Читать книгу Tales of Romance - Lang Andrew, May Kendall - Страница 2
THE STORY OF ROBIN HOOD
PART II
ОглавлениеTHE COMING OF LITTLE JOHN
One day Robin was walking alone in the wood, and reached a river which was spanned by a very narrow bridge, over which one man only could pass. In the midst stood a stranger, and Robin bade him go back and let him go over. "I am no man of yours," was all the answer Robin got, and in anger he drew his bow and fitted an arrow to it.
"Would you shoot a man who has no arms but a staff?" asked the stranger in scorn; and with shame Robin laid down his bow, and unbuckled an oaken stick at his side. "We will fight till one of us falls into the water," he said; and fight they did, till the stranger planted a blow so well that Robin rolled over into the river.
"You are a brave soul," said he, when he had waded to land, and he blew a blast with his horn which brought fifty good fellows, clad in green, to the little bridge.
"Have you fallen into the river that your clothes are wet?" asked one; and Robin made answer, "No, but this stranger, fighting on the bridge, got the better of me, and tumbled me into the stream."
At this the foresters seized the stranger, and would have ducked him had not their leader bade them stop, and begged the stranger to stay with them and make one of themselves. "Here is my hand," replied the stranger, "and my heart with it. My name, if you would know it, is John Little."
"That must be altered," cried Will Scarlett; "we will call a feast, and henceforth, because he is full seven feet tall and round the waist at least an ell, he shall be called Little John."
And thus it was done; but at the feast Little John, who always liked to know exactly what work he had to do, put some questions to Robin Hood. "Before I join hands with you, tell me first what sort of life is this you lead? How am I to know whose goods I shall take, and whose I shall leave? Whom I shall beat, and whom I shall refrain from beating?"
And Robin answered: "Look that you harm not any tiller of the ground, nor any yeoman of the greenwood – no, nor no Knight nor Squire, unless you have heard him ill spoken of. But if Bishops or Archbishops come your way, see that you spoil them, and mark that you always hold in your mind the High Sheriff of Nottingham."
This being settled, Robin Hood declared Little John to be second in command to himself among the brotherhood of the forest, and the new outlaw never forgot to "hold in his mind" the High Sheriff of Nottingham, who was the bitterest enemy the foresters had.

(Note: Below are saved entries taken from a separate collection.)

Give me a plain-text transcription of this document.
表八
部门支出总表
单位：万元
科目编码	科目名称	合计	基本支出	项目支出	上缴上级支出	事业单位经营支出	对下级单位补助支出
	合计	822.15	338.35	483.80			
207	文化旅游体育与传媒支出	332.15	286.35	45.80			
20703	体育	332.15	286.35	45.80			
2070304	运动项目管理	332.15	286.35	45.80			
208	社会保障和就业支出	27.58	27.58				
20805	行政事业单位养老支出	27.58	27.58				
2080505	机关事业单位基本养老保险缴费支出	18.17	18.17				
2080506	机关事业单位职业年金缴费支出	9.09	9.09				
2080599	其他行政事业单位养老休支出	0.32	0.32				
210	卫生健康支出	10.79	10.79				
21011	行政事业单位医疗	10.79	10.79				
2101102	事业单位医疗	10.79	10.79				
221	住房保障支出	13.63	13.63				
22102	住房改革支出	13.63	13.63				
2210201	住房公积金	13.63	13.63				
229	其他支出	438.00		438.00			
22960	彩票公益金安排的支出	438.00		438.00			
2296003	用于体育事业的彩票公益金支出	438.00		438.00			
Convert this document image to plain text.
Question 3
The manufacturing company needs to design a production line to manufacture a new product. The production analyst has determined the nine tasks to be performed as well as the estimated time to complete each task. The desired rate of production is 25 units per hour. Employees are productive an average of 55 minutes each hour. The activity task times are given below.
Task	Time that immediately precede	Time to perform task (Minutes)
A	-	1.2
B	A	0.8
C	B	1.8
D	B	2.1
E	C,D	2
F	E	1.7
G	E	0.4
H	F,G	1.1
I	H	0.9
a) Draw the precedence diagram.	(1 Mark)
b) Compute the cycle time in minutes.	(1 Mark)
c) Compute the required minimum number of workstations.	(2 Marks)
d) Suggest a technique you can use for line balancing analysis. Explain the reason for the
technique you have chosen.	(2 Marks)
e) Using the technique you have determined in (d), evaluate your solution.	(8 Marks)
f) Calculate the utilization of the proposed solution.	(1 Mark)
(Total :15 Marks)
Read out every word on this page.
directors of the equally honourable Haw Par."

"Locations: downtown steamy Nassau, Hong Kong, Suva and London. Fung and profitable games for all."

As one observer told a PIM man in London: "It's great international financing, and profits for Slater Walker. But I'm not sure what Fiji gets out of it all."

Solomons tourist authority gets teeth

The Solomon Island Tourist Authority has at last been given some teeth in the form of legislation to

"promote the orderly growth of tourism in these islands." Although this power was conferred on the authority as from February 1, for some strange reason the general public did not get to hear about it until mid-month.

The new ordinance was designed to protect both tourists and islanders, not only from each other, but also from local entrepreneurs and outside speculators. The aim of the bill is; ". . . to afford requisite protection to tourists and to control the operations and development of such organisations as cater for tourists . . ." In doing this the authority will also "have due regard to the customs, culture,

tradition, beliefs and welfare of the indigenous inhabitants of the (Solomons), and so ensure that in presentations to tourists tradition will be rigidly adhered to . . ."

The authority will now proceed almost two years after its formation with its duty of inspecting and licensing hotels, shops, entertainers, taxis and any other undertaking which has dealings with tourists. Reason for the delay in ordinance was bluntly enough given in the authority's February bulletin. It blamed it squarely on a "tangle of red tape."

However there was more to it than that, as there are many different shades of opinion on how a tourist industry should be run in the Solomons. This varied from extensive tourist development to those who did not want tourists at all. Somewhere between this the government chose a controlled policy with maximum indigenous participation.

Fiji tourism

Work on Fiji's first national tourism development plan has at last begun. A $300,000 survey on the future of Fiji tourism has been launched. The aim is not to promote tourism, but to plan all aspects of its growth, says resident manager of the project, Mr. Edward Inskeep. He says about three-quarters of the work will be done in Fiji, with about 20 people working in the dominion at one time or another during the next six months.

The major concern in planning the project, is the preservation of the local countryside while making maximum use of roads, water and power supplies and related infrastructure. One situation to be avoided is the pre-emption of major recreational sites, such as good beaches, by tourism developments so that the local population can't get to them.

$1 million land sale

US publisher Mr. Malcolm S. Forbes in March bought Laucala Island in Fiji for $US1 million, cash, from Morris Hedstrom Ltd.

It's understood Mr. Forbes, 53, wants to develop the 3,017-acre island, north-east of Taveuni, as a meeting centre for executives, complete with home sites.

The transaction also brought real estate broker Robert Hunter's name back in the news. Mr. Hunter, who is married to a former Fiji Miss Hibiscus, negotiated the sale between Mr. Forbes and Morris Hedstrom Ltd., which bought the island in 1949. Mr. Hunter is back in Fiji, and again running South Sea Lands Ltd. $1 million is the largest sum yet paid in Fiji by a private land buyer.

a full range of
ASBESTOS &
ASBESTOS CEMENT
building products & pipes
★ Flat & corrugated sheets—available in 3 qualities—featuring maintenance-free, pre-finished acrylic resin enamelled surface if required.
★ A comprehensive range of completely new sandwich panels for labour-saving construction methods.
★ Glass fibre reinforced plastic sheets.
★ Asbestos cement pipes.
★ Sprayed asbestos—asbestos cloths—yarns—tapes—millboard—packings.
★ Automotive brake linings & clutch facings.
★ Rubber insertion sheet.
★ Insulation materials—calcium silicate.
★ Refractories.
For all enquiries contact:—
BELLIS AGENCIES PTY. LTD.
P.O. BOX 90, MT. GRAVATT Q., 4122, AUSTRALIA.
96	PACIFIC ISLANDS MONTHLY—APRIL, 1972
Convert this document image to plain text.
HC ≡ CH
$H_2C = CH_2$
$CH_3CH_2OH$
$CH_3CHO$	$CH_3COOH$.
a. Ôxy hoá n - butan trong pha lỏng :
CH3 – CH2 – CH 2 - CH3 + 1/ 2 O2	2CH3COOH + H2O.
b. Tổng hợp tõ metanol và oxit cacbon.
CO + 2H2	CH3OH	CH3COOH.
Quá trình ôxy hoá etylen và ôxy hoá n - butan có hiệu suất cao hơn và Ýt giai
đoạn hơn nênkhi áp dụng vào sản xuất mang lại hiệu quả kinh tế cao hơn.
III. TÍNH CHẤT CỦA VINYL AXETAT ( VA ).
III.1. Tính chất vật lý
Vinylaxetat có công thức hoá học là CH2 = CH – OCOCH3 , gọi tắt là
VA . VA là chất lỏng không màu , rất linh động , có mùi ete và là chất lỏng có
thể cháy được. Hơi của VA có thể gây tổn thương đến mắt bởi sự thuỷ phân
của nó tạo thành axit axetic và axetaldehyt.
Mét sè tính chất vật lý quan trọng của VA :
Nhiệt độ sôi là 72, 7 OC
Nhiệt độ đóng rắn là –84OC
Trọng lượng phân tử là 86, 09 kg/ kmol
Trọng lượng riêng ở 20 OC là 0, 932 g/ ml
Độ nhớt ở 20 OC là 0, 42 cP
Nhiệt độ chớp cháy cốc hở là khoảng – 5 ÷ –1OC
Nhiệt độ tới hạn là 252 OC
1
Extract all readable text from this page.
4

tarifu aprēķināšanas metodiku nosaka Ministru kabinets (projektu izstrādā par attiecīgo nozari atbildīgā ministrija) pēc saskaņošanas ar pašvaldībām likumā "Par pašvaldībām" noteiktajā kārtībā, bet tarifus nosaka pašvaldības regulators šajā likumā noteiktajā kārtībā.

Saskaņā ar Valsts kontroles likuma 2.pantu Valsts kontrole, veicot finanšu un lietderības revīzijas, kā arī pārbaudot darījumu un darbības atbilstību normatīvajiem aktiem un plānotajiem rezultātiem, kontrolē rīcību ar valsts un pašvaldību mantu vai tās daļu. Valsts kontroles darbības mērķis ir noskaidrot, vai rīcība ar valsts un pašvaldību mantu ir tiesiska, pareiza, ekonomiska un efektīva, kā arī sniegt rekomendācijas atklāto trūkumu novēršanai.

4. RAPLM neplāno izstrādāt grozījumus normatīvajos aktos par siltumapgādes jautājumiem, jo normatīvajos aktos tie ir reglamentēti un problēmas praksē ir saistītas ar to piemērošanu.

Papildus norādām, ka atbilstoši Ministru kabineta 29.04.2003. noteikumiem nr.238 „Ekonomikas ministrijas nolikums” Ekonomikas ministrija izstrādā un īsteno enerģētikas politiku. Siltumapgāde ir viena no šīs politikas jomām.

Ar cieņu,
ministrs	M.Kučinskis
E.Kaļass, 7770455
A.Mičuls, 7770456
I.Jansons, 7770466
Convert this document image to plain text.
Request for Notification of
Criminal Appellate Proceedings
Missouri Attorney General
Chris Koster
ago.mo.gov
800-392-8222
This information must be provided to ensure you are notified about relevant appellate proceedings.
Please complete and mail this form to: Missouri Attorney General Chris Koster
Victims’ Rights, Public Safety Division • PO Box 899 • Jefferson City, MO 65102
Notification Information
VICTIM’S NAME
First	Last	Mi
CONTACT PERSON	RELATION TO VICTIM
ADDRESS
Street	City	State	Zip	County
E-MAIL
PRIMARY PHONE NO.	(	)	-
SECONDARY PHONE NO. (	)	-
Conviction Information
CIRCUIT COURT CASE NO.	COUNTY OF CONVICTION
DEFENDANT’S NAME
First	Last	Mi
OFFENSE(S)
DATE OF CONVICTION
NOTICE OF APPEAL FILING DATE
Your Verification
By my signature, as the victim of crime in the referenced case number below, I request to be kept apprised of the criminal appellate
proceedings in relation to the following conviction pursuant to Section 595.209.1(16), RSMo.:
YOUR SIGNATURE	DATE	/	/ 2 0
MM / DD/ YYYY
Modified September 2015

Robin Hood, however, had no liking for a company of idle men about him, and he at once sent off Little John and Will Scarlett to the great road known as Watling Street, with orders to hide among the trees and wait till some adventure might come to them; and if they took captive Earl or Baron, Abbot or Knight, he was to be brought unharmed back to Robin Hood.
But all along Watling Street the road was bare; white and hard it lay in the sun, without the tiniest cloud of dust to show that a rich company might be coming: east and west the land lay still.